The rival camp, led by Google (i.e., the “Structured Model Approach”), criticizes the Scaling Camp for creating models that “repeat everything but understand nothing.” Their approach rejects Altman’s Law and asserts that developing better AI is not a matter of data volume. The Structured Model camp believes engineers should teach machines to learn as humans do.

Debate Three: Is the technology/AI sector a classic financial market bubble?

Asset bubbles form when investors chase performance, lose discipline, and abandon “rules-based” decision making.
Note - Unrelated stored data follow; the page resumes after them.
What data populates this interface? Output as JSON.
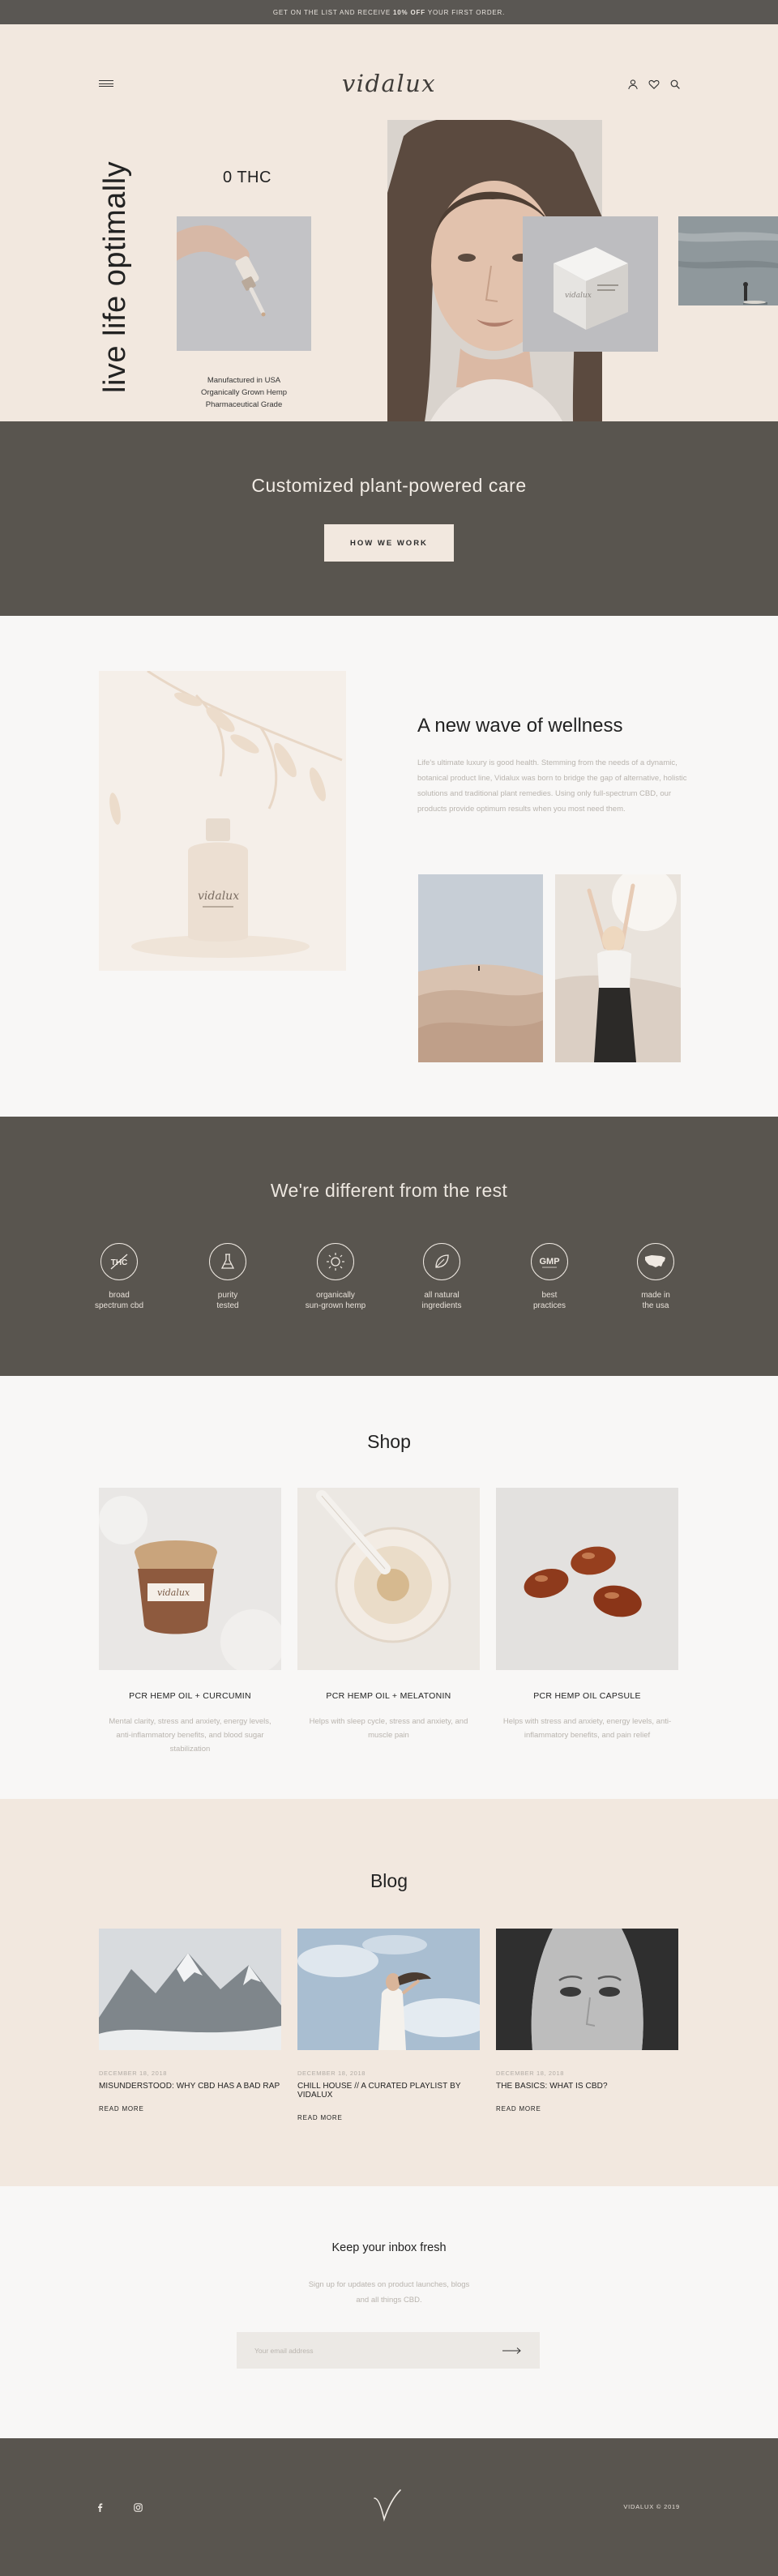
{
  "announcement": {
    "prefix": "GET ON THE LIST AND RECEIVE",
    "highlight": "10% OFF",
    "suffix": "YOUR FIRST ORDER."
  },
  "header": {
    "logo": "vidalux",
    "menu_icon": "hamburger-menu-icon",
    "icons": [
      "user-icon",
      "heart-icon",
      "search-icon"
    ]
  },
  "hero": {
    "tagline": "live life optimally",
    "badge": "0 THC",
    "meta": [
      "Manufactured in USA",
      "Organically Grown Hemp",
      "Pharmaceutical Grade"
    ]
  },
  "care": {
    "title": "Customized plant-powered care",
    "button": "HOW WE WORK"
  },
  "wellness": {
    "title": "A new wave of wellness",
    "body": "Life's ultimate luxury is good health. Stemming from the needs of a dynamic, botanical product line, Vidalux was born to bridge the gap of alternative, holistic solutions and traditional plant remedies. Using only full-spectrum CBD, our products provide optimum results when you most need them.",
    "bottle_label": "vidalux"
  },
  "different": {
    "title": "We're different from the rest",
    "features": [
      {
        "icon": "thc-free-icon",
        "line1": "broad",
        "line2": "spectrum cbd",
        "glyph": "THC"
      },
      {
        "icon": "lab-flask-icon",
        "line1": "purity",
        "line2": "tested",
        "glyph": ""
      },
      {
        "icon": "sun-icon",
        "line1": "organically",
        "line2": "sun-grown hemp",
        "glyph": ""
      },
      {
        "icon": "leaf-icon",
        "line1": "all natural",
        "line2": "ingredients",
        "glyph": ""
      },
      {
        "icon": "gmp-badge-icon",
        "line1": "best",
        "line2": "practices",
        "glyph": "GMP"
      },
      {
        "icon": "usa-map-icon",
        "line1": "made in",
        "line2": "the usa",
        "glyph": ""
      }
    ]
  },
  "shop": {
    "title": "Shop",
    "products": [
      {
        "name": "PCR HEMP OIL + CURCUMIN",
        "desc": "Mental clarity, stress and anxiety, energy levels, anti-inflammatory benefits, and blood sugar stabilization"
      },
      {
        "name": "PCR HEMP OIL + MELATONIN",
        "desc": "Helps with sleep cycle, stress and anxiety, and muscle pain"
      },
      {
        "name": "PCR HEMP OIL CAPSULE",
        "desc": "Helps with stress and anxiety, energy levels, anti-inflammatory benefits, and pain relief"
      }
    ]
  },
  "blog": {
    "title": "Blog",
    "posts": [
      {
        "date": "DECEMBER 18, 2018",
        "title": "MISUNDERSTOOD: WHY CBD HAS A BAD RAP",
        "more": "READ MORE"
      },
      {
        "date": "DECEMBER 18, 2018",
        "title": "CHILL HOUSE // A CURATED PLAYLIST BY VIDALUX",
        "more": "READ MORE"
      },
      {
        "date": "DECEMBER 18, 2018",
        "title": "THE BASICS: WHAT IS CBD?",
        "more": "READ MORE"
      }
    ]
  },
  "newsletter": {
    "title": "Keep your inbox fresh",
    "body": "Sign up for updates on product launches, blogs and all things CBD.",
    "placeholder": "Your email address"
  },
  "footer": {
    "social": [
      "facebook-icon",
      "instagram-icon"
    ],
    "copyright": "VIDALUX © 2019"
  },
  "colors": {
    "dark": "#59554f",
    "cream": "#f2e8df",
    "offwhite": "#f8f7f6",
    "muted_text": "#b9b4ae"
  }
}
Investors have recently become more selective. The Google camp has performed better than the OpenAI camp. The divergence represents an important change from the past three years when everything AI increased. It could reflect “proof of concept”: Google’s Gemini has performed better than ChatGPT in several technical areas.

Concerns regarding massive capital expenditures could also explain the divergence. To satisfy projected data and power demands, OpenAI would need an incremental 30 GigaWatt (GW) capacity by 2030. Each GW requires $50B in incremental spending. ChatGPT-5 consumes 2.5 times more power than ChatGPT-4. The AI build out will require $2T in annual industry revenues just to cover the cost of power.

These data points raise fundamental concerns regarding an AI bubble.

At initiation of a bubble, there is always a promising innovation or new paradigm. External capital fuels rapid growth in the speculative phase. Gradually, “herd behavior becomes self-reinforcing.” Buyer enthusiasm propels valuations well beyond reasonable levels. Skeptics are ignored, ridiculed, and dismissed.

Late entrants jump on the bandwagon out of fear of missing the “next big thing.” The perceived risk of not investing overwhelms prudent considerations. Excessive investment leads to excess capacity. Valuations exceed reasonable or realistic parameters.

A bubble bursts because of either “endogenous” (i.e., internal) or “exogenous” (i.e., external) forces. The sector becomes vulnerable to a “phase shift” – i.e., a small incremental change that has a massive impact.

Upon bursting, the virtuous cycle turns vicious. Valuations collapse. Investors lose capital. Borrowers default on loans. Skeptics are vindicated. The media disavow their role hyping the bubble and hunt for people to blame. Eventually, in the final stage – i.e., applications – enduring, sustainable value
is created.

The future of AI lacks visibility, and most predictions will prove invalid. When the dust settles in a few years, the impact of AI is likely to be somewhere between the most optimistic and most pessimistic forecasts.